The creep sidled out, and the bartender called me "sweetie" and gave me a free beer. Exile's "Kiss You All Over" came on the jukebox. This place was amazing.

The blond woman voiced her approval of my song pick again. She had what I would call a rattled desperation, but I wasn't sure exactly what she was looking for. She was definitely drinking to escape something. You see a ton of people like that when you're out, but she was just a little bit different. For one thing, I liked her instantly, and it wasn't just because she liked the same crap music that I did.

"Do you want to play all sappy songs?" she asked me, gesturing to the jukebox. "I think I saw Ambrosia on there ..."

"Hell to the yes!" I replied, and we cued up a series of sap.

She said that she wanted to forget things. She said she was sick. She thought that her illness had gone away, but it was back. I could tell that she had spent a lot of time crying about it, and that she was indeed trying to get her mind on other things.

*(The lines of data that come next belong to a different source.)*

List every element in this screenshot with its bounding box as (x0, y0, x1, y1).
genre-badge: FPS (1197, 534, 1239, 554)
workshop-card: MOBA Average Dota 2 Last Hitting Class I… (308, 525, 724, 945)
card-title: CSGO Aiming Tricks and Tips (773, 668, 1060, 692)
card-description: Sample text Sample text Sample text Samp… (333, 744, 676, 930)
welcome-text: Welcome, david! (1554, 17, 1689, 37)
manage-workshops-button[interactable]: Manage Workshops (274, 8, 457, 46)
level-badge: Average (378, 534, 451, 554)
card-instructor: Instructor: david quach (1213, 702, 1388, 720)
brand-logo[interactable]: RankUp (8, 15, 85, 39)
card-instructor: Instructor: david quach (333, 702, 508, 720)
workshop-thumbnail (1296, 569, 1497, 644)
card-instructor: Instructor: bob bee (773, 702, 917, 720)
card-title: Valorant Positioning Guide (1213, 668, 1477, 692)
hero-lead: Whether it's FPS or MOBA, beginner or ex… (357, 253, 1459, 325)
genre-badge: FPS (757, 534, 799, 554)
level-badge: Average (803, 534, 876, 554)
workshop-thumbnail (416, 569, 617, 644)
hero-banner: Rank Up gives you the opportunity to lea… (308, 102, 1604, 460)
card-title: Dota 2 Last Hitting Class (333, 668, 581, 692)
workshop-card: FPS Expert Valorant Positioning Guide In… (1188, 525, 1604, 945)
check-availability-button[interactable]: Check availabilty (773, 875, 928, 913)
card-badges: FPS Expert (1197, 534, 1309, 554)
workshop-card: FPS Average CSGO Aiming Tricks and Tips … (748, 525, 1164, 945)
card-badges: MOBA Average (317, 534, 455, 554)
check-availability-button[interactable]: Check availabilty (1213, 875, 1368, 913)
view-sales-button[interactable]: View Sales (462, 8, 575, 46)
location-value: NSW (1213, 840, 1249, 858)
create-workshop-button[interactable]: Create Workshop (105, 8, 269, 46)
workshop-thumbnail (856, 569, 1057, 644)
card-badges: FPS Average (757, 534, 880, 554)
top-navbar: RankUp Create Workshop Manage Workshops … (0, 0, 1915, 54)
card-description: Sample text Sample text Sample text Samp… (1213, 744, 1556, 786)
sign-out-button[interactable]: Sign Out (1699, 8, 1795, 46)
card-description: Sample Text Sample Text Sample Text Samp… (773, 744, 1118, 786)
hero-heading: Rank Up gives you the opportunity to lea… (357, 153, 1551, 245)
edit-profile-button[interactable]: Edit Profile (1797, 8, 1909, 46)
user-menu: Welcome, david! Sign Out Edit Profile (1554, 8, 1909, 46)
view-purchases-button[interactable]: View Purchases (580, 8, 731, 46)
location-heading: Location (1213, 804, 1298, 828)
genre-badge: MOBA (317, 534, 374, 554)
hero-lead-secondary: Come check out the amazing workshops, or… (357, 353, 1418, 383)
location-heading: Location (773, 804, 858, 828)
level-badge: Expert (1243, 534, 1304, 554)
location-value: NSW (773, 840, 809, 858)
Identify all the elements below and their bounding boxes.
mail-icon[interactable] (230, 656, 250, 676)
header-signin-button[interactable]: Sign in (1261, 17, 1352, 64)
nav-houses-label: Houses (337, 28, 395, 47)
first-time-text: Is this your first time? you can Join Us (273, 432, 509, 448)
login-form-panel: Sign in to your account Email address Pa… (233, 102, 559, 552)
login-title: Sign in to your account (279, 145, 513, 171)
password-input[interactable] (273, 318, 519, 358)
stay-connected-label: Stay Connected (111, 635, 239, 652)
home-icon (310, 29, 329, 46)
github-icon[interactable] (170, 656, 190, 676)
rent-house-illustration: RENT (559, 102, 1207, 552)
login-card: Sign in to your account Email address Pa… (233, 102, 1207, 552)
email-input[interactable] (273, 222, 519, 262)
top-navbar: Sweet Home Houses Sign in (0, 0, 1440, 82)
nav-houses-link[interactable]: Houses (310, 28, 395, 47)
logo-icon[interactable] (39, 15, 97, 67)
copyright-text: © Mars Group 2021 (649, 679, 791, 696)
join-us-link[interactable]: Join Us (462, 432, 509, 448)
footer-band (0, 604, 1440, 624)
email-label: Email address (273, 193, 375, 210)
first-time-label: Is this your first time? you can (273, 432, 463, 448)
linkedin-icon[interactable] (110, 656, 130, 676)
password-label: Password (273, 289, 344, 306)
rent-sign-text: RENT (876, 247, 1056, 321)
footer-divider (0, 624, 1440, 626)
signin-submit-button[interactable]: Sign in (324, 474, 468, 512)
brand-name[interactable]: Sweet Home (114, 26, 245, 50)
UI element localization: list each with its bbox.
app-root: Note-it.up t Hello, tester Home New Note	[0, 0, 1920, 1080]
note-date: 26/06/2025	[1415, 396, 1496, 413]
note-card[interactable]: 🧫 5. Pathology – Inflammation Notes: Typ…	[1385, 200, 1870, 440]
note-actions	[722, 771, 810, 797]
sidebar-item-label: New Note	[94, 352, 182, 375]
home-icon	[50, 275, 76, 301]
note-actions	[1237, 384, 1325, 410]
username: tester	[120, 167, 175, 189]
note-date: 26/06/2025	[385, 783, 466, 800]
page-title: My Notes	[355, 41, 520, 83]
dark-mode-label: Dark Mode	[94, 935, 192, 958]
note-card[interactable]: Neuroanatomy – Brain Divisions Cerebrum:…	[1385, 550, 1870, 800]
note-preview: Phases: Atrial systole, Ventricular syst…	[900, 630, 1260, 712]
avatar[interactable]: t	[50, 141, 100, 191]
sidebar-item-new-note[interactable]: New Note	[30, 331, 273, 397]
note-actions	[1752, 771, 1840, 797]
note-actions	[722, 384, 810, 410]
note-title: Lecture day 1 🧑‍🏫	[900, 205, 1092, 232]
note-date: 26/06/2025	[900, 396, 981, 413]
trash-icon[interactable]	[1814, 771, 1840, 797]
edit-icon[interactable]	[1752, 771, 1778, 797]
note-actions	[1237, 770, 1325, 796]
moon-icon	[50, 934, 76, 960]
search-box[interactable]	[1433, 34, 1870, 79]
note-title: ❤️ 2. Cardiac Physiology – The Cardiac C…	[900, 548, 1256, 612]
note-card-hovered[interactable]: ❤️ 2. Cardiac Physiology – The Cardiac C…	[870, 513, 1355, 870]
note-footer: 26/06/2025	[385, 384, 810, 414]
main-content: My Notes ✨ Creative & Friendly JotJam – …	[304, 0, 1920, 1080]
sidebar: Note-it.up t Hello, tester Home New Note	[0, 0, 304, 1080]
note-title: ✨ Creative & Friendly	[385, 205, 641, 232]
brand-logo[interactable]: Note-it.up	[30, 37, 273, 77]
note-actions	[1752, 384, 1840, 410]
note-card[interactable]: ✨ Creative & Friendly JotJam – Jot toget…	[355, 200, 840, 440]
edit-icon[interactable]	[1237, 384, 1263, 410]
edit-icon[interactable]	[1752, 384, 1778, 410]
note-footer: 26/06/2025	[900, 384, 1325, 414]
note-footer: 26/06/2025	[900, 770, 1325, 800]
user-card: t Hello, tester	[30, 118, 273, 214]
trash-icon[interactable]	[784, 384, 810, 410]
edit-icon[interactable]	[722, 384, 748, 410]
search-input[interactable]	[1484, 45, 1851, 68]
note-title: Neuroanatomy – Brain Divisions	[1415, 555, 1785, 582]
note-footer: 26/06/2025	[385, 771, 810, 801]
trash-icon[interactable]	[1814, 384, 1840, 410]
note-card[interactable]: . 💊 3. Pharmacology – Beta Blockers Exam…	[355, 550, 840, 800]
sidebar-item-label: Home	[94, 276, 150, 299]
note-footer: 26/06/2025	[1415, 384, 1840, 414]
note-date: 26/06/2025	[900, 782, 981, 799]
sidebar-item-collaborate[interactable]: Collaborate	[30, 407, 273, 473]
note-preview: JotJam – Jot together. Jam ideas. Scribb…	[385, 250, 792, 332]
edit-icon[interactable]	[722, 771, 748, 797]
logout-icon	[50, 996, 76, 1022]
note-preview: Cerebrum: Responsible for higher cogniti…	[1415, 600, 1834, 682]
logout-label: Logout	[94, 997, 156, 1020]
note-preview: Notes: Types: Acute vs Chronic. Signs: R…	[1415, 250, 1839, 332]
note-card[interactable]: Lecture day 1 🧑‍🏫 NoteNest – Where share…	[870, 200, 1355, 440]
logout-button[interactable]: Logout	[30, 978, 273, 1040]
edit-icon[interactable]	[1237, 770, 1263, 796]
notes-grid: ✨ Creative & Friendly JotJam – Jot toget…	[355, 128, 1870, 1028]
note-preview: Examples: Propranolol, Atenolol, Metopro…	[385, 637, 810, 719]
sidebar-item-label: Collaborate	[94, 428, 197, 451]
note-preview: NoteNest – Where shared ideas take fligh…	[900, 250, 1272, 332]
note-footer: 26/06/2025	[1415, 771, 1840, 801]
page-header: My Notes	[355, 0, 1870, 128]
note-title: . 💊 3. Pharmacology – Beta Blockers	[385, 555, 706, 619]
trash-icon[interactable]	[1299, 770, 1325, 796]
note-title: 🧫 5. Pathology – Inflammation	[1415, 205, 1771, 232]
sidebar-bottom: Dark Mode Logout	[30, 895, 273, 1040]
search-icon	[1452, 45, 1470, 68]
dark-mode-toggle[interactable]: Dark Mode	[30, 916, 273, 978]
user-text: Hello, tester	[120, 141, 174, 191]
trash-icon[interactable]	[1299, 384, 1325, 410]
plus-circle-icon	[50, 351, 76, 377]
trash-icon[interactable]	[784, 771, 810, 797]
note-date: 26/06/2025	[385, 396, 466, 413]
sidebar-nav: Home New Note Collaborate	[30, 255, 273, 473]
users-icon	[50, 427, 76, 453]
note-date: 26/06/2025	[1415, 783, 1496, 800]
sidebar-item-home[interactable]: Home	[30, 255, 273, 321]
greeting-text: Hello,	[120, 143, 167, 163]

"Seals and Crofts!" she let out. I said they were a dang Christian group, but she corrected me and said that they were Baha'i. This babe knew her stuff.

"Little River Band!" I offered. The dollar bills got sucked up, one by one. The woman said that she used to work for Warner Brothers, adding that the biggest bitch she ever had to deal with was k.d. lang, which surprised me. We were dancing at the end of the bar to Ambrosia and singing along. A few patrons were staring, but for the most part no one gave a shit. Nope, the people who gave a shit cleared out pretty quick.